Ella se encogió de hombros y emitió un “No sé” subsónico, alargado. Empezó a toquetear los cubiertos, poniéndolos en línea. Dejé que se aplicara a esa interesante tarea, e incluso después de que la terminara – recogiendo sus manos en el regazo y admirando la obra – seguí en un estólido silencio dubitativo. Quitándole algunos meses de vida operativa a mi hígado, reuní fuerzas y empecé a hablarle de mi mierdosa vida como investigador. Ella asentía a todo lo que dije, mordiéndose el labio en unos pasajes o bebiendo nerviosamente de la copa en otros.
Intentaba esforzarse por comprender un relato seco, poco genuino y narrado a trompicones. Hablar de mi condición de funcionario del pensamiento me desagradaba; era como invitar un familiar a casa y enseñarle varias veces donde estaba la enjundia en eso de desactivar bombas bacteriológicas. Desconecté un momento de la escena y me puse a observar la silueta de las gaviotas contra el cielo anaranjado. La vista que se disfrutaba desde la terraza era magnífica. Una exclamación de ella me devolvió al plano real.
– ¡Eh! ¿Sabes qué? Este finde voy a Lisboa. Será chachi.
– Fascinante. ¿Qué irás a ver?
– No sé, jiji. Creo que todos deberían viajar más – enunció con la seriedad de una catedrática, llegando incluso a darme un escalofrío.
No me molestaba que fuese una pija. Era algo más sutil. Había muchas formas de llevar una riqueza mediana, y algunas carecían de buen gusto y tacto. Otras adolecían de una falta de empatía completa. Pedir mesura y austeridad a una mujer así era como pretender que crecieran calabazas en los árboles. Pero me contuve. A fin de cuentas yo había causado aquella situación; era, por así decirlo, el arquitecto de ese momento. Continué conversando con ella acerca de temas intrascendentes y pagué la cuenta.

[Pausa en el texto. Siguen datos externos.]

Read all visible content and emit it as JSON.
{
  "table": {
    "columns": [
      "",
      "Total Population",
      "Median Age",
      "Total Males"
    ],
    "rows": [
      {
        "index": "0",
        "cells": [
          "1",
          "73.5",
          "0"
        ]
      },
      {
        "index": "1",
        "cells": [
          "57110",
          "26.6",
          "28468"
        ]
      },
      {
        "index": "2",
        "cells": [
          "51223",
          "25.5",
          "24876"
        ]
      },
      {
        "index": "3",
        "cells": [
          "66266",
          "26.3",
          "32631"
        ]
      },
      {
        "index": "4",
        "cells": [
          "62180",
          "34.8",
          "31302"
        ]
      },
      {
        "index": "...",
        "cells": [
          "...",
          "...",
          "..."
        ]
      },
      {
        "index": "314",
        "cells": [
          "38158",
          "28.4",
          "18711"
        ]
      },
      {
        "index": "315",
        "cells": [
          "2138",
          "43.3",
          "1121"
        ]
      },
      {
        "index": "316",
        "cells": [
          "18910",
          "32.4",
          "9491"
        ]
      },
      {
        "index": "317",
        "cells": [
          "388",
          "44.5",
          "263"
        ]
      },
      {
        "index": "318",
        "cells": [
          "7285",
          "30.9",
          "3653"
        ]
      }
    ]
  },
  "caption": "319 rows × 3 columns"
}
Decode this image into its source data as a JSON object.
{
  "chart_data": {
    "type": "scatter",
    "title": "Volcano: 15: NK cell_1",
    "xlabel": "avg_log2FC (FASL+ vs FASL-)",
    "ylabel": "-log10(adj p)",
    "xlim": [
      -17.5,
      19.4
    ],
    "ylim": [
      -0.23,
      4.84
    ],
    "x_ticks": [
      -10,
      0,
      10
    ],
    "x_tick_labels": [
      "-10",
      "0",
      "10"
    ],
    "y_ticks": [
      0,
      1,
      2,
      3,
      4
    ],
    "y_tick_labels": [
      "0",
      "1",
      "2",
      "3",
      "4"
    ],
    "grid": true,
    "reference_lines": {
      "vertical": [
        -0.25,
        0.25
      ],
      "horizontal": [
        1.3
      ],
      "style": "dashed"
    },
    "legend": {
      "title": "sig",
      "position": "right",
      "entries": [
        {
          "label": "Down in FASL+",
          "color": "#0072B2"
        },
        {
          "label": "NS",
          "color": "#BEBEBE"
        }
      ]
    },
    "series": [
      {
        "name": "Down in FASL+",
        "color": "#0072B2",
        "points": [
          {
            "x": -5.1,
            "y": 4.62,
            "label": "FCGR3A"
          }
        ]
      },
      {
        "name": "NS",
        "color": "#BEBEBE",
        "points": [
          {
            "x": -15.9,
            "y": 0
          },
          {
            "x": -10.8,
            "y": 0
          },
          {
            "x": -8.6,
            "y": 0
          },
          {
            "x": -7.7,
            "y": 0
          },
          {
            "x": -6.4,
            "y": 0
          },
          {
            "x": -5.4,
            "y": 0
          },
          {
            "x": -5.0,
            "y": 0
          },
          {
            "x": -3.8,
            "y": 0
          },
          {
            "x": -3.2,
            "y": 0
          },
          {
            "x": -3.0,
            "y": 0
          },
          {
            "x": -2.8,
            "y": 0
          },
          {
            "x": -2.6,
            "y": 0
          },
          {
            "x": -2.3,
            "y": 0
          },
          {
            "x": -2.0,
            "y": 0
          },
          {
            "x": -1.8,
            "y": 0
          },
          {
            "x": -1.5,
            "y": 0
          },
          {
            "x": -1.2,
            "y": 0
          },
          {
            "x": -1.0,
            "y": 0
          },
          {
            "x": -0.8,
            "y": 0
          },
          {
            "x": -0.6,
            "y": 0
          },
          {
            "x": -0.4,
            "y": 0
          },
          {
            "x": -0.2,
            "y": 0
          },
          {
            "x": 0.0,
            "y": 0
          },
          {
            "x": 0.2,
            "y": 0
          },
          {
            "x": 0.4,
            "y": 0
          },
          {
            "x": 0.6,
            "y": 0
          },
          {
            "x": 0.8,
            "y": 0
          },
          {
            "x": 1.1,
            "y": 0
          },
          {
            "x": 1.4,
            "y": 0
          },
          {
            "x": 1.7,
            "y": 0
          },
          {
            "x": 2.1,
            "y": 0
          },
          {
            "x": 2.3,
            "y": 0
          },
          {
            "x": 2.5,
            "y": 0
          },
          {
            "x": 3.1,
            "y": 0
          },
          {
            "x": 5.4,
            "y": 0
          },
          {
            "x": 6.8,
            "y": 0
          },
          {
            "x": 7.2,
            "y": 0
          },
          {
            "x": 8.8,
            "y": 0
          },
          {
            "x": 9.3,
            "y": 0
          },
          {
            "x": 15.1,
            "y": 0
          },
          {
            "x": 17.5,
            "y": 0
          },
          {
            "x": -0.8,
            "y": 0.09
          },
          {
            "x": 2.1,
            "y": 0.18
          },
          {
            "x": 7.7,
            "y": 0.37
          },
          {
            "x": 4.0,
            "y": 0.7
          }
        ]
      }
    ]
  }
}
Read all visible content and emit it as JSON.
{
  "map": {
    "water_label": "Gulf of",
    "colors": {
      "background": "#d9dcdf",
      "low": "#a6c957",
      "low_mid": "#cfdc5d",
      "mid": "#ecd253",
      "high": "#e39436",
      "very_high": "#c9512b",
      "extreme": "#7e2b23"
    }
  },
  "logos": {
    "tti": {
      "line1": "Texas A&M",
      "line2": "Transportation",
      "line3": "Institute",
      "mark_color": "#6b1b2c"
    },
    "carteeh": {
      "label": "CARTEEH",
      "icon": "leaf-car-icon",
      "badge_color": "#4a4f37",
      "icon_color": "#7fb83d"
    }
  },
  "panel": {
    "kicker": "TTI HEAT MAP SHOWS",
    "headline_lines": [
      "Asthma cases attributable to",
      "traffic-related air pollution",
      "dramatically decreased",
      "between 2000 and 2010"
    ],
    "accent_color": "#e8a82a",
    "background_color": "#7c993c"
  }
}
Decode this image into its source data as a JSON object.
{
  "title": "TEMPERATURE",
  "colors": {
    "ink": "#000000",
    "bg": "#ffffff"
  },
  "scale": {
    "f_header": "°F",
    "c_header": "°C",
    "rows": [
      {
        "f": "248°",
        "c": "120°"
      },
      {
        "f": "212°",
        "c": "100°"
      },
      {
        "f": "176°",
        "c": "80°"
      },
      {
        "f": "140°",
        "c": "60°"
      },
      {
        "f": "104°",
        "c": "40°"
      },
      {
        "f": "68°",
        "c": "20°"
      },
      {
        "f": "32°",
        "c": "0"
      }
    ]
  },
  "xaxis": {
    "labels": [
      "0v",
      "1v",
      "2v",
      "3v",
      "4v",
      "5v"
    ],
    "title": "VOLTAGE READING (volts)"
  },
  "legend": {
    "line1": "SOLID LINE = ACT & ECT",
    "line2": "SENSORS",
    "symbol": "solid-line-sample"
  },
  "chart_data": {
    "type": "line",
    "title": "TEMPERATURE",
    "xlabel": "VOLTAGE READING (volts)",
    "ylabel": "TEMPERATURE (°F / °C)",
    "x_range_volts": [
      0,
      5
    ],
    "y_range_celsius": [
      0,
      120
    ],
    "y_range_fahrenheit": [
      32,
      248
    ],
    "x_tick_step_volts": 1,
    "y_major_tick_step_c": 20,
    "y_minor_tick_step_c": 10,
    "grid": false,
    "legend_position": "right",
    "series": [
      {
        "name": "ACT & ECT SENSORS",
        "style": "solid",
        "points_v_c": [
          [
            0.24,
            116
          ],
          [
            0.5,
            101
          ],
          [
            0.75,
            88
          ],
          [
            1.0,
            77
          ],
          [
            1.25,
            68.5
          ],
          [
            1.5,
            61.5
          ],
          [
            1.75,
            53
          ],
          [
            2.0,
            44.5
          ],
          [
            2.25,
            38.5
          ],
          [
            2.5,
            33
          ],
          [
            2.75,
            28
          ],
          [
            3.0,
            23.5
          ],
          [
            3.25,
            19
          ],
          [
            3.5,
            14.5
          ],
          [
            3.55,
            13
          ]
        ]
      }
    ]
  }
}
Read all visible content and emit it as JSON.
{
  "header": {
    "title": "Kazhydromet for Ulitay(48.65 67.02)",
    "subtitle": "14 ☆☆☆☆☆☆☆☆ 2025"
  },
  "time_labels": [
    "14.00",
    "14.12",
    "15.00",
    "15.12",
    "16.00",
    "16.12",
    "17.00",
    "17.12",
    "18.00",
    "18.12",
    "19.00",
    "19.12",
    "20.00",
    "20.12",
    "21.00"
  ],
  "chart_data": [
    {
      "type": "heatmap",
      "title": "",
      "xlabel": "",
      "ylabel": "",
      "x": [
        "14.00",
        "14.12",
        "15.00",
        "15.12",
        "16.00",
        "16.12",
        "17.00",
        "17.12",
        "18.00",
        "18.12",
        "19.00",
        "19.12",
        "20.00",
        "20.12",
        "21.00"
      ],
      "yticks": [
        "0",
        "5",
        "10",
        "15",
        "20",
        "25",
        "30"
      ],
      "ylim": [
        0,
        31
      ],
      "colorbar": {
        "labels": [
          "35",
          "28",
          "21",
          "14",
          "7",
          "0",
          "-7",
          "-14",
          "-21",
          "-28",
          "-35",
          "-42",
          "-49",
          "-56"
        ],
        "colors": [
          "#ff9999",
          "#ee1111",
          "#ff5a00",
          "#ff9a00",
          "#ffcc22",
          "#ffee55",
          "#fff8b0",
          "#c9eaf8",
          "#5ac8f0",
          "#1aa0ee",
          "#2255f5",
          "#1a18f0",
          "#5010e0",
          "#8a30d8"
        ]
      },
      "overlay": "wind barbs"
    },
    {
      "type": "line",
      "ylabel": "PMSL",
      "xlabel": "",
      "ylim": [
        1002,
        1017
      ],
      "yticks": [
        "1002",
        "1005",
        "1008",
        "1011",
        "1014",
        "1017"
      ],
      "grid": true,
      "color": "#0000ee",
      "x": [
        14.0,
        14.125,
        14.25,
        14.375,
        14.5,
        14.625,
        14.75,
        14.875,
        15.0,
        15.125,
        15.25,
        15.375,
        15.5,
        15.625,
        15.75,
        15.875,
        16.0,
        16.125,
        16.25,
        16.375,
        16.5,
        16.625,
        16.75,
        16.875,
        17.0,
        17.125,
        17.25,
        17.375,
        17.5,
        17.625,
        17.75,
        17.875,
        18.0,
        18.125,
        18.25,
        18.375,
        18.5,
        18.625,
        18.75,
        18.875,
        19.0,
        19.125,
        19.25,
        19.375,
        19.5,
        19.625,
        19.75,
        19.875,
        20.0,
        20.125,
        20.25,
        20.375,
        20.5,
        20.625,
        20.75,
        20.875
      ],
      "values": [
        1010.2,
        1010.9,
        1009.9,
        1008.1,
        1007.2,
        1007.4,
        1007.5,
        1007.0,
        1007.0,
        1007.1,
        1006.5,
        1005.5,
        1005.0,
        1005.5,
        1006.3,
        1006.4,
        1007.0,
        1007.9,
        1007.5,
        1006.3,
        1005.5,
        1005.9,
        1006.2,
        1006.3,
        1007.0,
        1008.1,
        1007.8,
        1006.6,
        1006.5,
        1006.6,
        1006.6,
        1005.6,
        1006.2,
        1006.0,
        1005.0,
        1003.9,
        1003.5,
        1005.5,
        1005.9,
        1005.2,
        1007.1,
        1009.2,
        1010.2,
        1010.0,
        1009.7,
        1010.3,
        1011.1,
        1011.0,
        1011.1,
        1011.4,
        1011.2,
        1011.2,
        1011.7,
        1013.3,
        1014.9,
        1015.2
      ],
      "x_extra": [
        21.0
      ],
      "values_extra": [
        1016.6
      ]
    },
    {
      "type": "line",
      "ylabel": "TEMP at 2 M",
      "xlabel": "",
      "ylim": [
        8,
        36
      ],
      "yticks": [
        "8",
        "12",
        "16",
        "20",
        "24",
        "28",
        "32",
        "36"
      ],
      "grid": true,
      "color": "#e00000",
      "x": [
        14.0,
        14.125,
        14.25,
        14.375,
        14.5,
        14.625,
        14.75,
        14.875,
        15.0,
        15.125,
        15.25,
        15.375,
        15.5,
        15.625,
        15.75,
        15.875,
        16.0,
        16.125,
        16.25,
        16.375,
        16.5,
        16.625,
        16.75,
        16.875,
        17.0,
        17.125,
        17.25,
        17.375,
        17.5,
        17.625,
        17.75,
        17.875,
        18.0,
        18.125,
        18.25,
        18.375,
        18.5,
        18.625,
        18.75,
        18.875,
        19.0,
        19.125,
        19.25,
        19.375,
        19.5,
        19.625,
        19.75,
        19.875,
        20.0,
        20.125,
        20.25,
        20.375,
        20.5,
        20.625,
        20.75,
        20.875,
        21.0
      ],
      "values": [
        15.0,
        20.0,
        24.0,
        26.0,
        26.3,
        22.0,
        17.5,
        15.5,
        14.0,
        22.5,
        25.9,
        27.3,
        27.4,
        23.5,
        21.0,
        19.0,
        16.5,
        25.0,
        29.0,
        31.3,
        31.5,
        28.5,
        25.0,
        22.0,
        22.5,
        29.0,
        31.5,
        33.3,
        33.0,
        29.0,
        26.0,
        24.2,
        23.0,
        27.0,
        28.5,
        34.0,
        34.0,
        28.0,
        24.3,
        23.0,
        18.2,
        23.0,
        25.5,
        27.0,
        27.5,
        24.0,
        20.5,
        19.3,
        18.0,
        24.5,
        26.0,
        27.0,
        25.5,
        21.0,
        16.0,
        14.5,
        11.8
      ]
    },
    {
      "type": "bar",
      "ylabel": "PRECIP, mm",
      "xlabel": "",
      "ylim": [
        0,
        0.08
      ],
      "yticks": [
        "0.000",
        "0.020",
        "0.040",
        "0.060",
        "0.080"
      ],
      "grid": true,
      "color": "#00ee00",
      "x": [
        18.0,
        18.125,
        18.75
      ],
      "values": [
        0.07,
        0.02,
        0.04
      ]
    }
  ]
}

Eran las ocho de la tarde. Nos levantamos. Respiré hondo: ella parecía tranquila.
– Me ha encantado la comida. ¿Repetiremossss? – me preguntó sonriendo.
– Ha sido una cita agradable. ¿Que si repetiremos? Depende… – repuse nervioso, mientras me acercaba a escasos centímetros de su cuerpo y la aferraba por la cintura. Ella llevó los puños a mi pecho y bajó la cabeza, asustada.
– ¿De qué depende? – susurró.
– De si podré mejorar tu programación y tus algoritmos seductores – contesté somero mientras le subía el rostro hacia arriba con el dedo índice. Me miró perpleja. Podía intuir cómo su circuito semántico entraba en un bucle recursivo, sin salida. Y entonces la apagué con un beso.
Mientras la llevaba en brazos hacia el coche medité acerca de lo difícil que había sido calibrar mi subsistema romántico. Y de paso en lo incómodo que resultaba ir por ahí con un androide de 200 kilos en los brazos teniendo las propias articulaciones hidráulicas jodidas. Anoté en la agenda EPROM pasar por el taller de Donovan Robotics para que me hicieran una revisión rutinaria.
Otra cita perdida. Perra vida cibernética.